For unknown workflows:

1. **Prompt text** — any `CLIPTextEncode.text`. Use connection tracing back
   from `KSampler.positive` / `.negative` to disambiguate (don't trust
   meta-title alone).
2. **Seed** — `KSampler.seed` / `KSamplerAdvanced.noise_seed` / `RandomNoise.noise_seed`.
3. **Dimensions** — `Empty*LatentImage.width/height` (must be multiples of 8).
4. **Steps / CFG** — `KSampler.steps`, `KSampler.cfg`. Steps 20–50 typical.
   CFG 5–15 typical (Flux uses guidance, not CFG).
5. **Model / checkpoint** — `CheckpointLoaderSimple.ckpt_name`. Filename must
   match an installed file *exactly*.
6. **LoRA** — `LoraLoader.lora_name`, `.strength_model`.
7. **Images for img2img / inpaint** — `LoadImage.image`. Server-side filename
   after upload.
8. **Denoise** — `KSampler.denoise`. 0.0–1.0; 1.0 = ignore input image,
   0.0 = pass through. Sweet spot for img2img: 0.4–0.7.

## Output Nodes

Output is produced by these node types.
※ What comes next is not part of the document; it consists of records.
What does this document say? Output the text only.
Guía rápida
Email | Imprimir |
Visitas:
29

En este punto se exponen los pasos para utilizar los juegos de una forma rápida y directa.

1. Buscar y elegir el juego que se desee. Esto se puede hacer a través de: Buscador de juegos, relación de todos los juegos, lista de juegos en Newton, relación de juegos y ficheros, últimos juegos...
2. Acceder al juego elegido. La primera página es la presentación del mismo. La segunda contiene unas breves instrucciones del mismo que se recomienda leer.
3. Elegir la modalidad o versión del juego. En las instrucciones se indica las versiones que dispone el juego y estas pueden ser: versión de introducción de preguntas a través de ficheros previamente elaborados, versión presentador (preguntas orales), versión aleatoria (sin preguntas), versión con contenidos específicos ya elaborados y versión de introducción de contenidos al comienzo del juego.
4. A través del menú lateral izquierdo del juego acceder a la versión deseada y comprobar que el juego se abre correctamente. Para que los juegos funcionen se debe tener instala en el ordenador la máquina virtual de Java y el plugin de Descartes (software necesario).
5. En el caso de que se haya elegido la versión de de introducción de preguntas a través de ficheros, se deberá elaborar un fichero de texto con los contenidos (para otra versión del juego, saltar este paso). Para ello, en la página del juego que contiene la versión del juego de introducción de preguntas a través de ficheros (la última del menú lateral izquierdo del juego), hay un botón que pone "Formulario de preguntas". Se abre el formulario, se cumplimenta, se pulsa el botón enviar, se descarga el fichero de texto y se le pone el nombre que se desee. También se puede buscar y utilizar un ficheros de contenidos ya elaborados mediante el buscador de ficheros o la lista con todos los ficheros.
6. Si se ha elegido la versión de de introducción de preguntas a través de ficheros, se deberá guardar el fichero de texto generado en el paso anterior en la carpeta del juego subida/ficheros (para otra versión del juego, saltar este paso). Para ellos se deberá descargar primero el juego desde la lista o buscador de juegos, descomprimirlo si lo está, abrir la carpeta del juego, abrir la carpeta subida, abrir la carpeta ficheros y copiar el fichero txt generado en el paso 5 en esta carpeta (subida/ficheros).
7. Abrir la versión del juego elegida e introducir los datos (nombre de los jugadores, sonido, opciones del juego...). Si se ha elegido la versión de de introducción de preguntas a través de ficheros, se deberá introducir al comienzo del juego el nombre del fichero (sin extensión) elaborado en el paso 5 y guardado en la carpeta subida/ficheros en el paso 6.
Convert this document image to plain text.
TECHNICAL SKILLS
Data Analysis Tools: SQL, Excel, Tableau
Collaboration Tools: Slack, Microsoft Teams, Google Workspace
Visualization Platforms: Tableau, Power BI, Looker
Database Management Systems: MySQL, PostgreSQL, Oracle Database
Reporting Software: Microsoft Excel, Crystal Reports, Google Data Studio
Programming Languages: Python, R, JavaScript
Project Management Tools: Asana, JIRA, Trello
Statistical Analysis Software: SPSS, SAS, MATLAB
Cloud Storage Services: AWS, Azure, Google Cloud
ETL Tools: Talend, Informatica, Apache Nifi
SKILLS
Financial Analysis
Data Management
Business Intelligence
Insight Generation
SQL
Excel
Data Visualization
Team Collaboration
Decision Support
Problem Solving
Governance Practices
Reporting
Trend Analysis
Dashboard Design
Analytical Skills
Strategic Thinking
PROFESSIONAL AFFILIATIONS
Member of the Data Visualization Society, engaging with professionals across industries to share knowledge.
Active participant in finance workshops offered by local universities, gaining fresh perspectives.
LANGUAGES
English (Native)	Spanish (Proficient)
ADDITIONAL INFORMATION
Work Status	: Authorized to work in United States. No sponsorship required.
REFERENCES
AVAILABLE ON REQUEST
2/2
The skill's `OUTPUT_NODES` set
extends to common community packs.

| Node | Output Key | Content |
|------|-----------|---------|
| `SaveImage` | `images` | List of `{filename, subfolder, type}` |
| `PreviewImage` | `images` | Temporary preview (not saved) |
| `VHS_VideoCombine` | `gifs` (older) or `videos`/`video` (newer cloud) | Video file refs |
| `SaveAudio` | `audio` | Audio file refs |
| `SaveAnimatedWEBP` / `SaveAnimatedPNG` | `images` | Animated images |
| `Save3D` | `3d` | 3D asset refs |

After execution, fetch outputs from `/history/{prompt_id}` (local) or
`/api/jobs/{prompt_id}` (cloud) → `outputs` → `{node_id}` → `{key}`.

## Wrapper Variants

Some saved JSON files wrap the workflow under a `"prompt"` key (matching
the `/api/prompt` payload shape). The skill's `_common.unwrap_workflow()`
handles this — pass any of:

- raw API format: `{"3": {...}, "4": {...}}`
- wrapped: `{"prompt": {"3": {...}}, "client_id": "..."}`

It rejects editor format with a clear error and a re-export instruction.